Sydney-based author and founder of Supercharged Food, Lee Holmes, says prebiotics assist with the growth of good bacteria in your gut known as probiotics.
On her blog Lee said without prebiotics, probiotics would have little chance of survival and would overall impact our health.
‘An easy way to think of prebiotics is that they are like a really good meal for probiotics, helping them to grow robust and strong. If you’re keen to get ahead of the gut game, include these purposeful prebiotic-rich foods into your life,’ she said.
Sydney-based author and founder of Supercharged Food, Lee Holmes (pictured above), says prebiotics assist with the growth of good bacteria in your gut known as probiotics.
Chicory Root to protect the liver
Not only is chicory root a good alternative to coffee, it is also full of antioxidant compounds that helps protect the liver from oxidative damage.
‘Chicory root contains up to 47% of the prebiotic fibre known as inulin, helping to nourish our probiotics and improve the symptoms associated with digestive disorders, such as Irritable Bowel Syndrome and Irritable Bowel disease,’ Lee wrote on her blog.
This handy plant can also breakdown fat more effectively and is available at most supermarkets or health food stores.
Not only is chicory root a good alternative to coffee, it is also full of antioxidant compounds that helps protect the liver from oxidative damage
Jerusalem artichokes to boost energy levels and mood
Next on Lee’s list is artichokes, or more specifically Jerusalem artichokes, which are jam-packed full of Vitamin B to assist with boosting your energy levels and mood.
Similarly to chicory root, Jerusalem artichokes contain the fibre inulin, which will make your gut healthy and happy.
This dietary fibre can help control cholesterol levels, boost the immune system and balance blood glucose levels and blood pressure.
‘Artichoke extract may also relieve symptoms of indigestion, such as bloating, nausea and heartburn,’ Lee said.

Similarly to chicory root, Jerusalem artichokes contain inulin that helps boost the immune system and balance blood glucose levels and blood pressure.
Garlic to prevent diseases spreading and improve the nervous system
While some love and others hate garlic, it too can act as a prebiotic to help prevent disease-causing bacteria from spreading around the body.
Lee explained garlic is rich in many vitamins, minerals and fibre, such as Vitamin C, magnesium and choline to help boost both your immune and nervous system.
‘I love adding garlic to dressings, cooking it in a tray of roasted vegetables, or making it the star of the show in my Immune Boosting Roaster Garlic Bisque,’ she said.

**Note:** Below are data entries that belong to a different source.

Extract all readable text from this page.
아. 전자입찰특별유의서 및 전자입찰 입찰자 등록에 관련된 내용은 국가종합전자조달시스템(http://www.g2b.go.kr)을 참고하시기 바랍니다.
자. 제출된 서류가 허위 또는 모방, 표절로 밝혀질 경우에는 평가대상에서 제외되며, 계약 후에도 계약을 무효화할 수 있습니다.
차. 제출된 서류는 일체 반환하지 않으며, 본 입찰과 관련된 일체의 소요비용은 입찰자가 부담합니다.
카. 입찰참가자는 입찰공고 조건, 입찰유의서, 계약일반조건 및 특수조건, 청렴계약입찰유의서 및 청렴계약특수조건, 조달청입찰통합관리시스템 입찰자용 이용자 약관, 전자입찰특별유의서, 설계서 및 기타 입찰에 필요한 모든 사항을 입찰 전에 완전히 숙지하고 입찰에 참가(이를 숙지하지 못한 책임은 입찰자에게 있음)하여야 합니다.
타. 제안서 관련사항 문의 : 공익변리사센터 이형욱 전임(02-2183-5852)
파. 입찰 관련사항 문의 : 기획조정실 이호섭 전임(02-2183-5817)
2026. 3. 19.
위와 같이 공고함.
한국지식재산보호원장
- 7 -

Leek is another prebiotic-rich food full of healthy fibre and is part of the same family as garlic and onions
Leek for your blood, bones and heart heath
Leek is another prebiotic-rich food full of healthy fibre and is part of the same family as garlic and onions.
Not only does leek also contain inulin to help break down fat and ensure your gut is healthy, it is high in Vitamin K and flavonoids, which are both good for your heart health, blood and bones.
On her website, Lee also supplied her favourite go-to roasted vegetable stock recipe, which includes leek.
Whole oats to control blood sugar levels and maintain energy
The grains in whole oats contain high amounts of fibre called beta-glucan as well as starch.
‘Studies show that the consumption of whole oats can help reduce total low-density lipoprotein cholesterol levels – this is the one we want less of,’ Lee explained.
Simply by eating as little as a spoonful of porridge a day can largely improve gut health as well as control blood sugar levels, maintain energy and is effective in healing your gut bacteria.

Simply by eating as little as a spoonful of porridge a day can largely improve gut health as well as control blood sugar levels
Root vegetables for a full body cleanse
For Lee’s final tip, she recommended eating more root vegetables such as sweet potatoes, turnips, yams and squash for a full body cleanse.
‘While they tend to be sweet in taste, root veggies have a low glycaemic index, meaning they don’t spike your blood sugar levels,’ Lee said.
Root vegetables also contain high amounts of Vitamin A and C, which are both great for your skin and immune system.